By analyzing large volumes of data, analytics tools can identify inefficiencies and areas for improvement within an organization.

For instance, big data analytics can track inventory levels and trends, optimize production processes, and predict future demand.

This information can be used to make more informed decisions about where to allocate resources and how to streamline operations.

Here are five must-have features for a Big Data analytics tool –

Data visualization

Data visualization allows users to see patterns and trends that are not readily apparent in raw data. It helps users to understand complex data sets by identifying patterns, trends, and outliers. 

It could take multiple forms, from simple charts and graphs to more complex visualizations such as heat maps and node-link diagrams.

Regardless of its form, data visualization can help users gain insights into their data that they would not otherwise be able to see.

Most big data analytics tools offer some form of data visualization, usually in charts, graphs, and maps.

Data wrangling

Data wrangling is the process of cleaning and preparing data for analysis.

Most big data analytics tools offer some form of data wrangling, usually in the form of an ETL (extract, transform load) tool. 

Data wrangling involves procedures like removing invalid or duplicate data, formatting data correctly, and dealing with missing values.

Big data analytics tools typically have powerful data wrangling capabilities that make it easy to work with large datasets.

Reporting and dashboards

 Reporting and dashboards are features that are used to visualize raw data.

Reports can be customized to show specific data sets, and dashboards can be used to provide an overview of all the data.

Both reporting and dashboards can identify trends, patterns, and anomalies.

Reports can also be exported to other applications for further analysis. Dashboards can be shared with other users to see the same data sets and reports.

API support

API (Application Programming Interface) is a set of rules and protocols that allows businesses to connect their data to third-party applications and databases.

It enables businesses to create a more comprehensive view of their data and to integrate it with other systems for further analysis.

API support also allows businesses to share data with partners and customers, providing valuable insights into their operations. 

Big data analytics tools usually offer API support, usually REST (Representational State Transfer) or SOAP (Simple Object Access Protocol) APIs.
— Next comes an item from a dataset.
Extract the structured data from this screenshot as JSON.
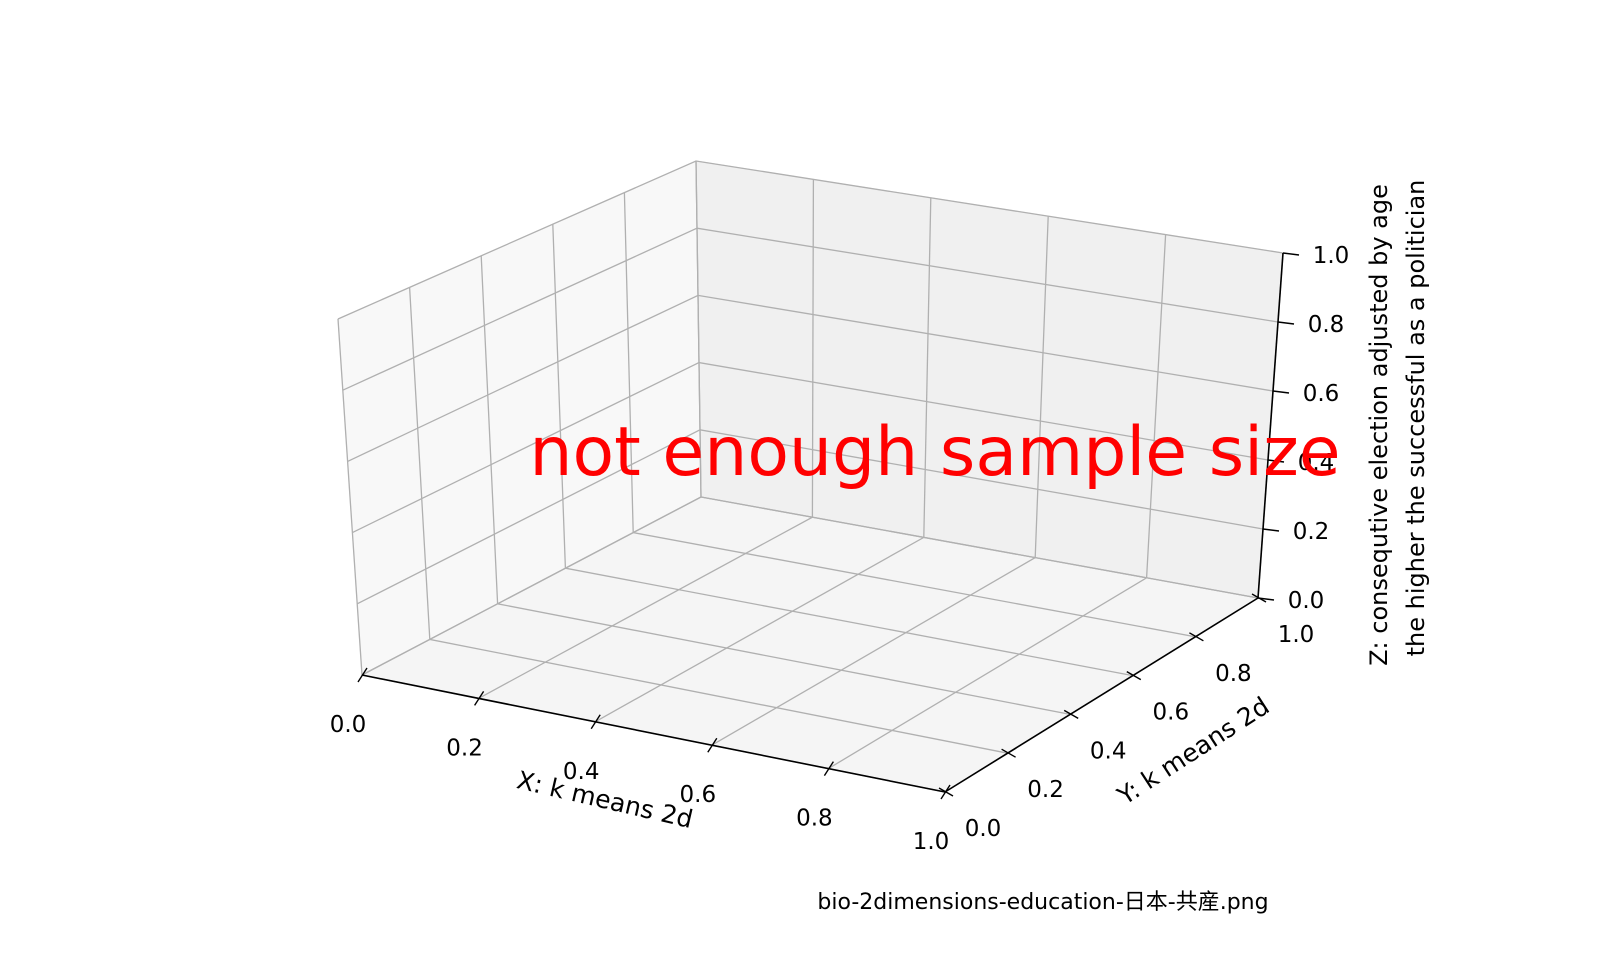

If you’ve read so far, chances are you’re already well off with the fact that Big Data isn’t just a buzzword and that Big Data analysis tools are, in fact, the biggest assets marketers can have at the moment.

To leverage the true potential of Big data, having robust strategies in place with a Data analysis tool could truly take your marketing efforts over the moon.

With this article, we believe we have provided you with an in-depth picture of everything there is to know about Big Data, along with the best Data analysis tools.

Now it’s just a matter of time before you can make sense of these complex data through the right set of tools that make for a perfect fit for your requisites in Big Data Analysis.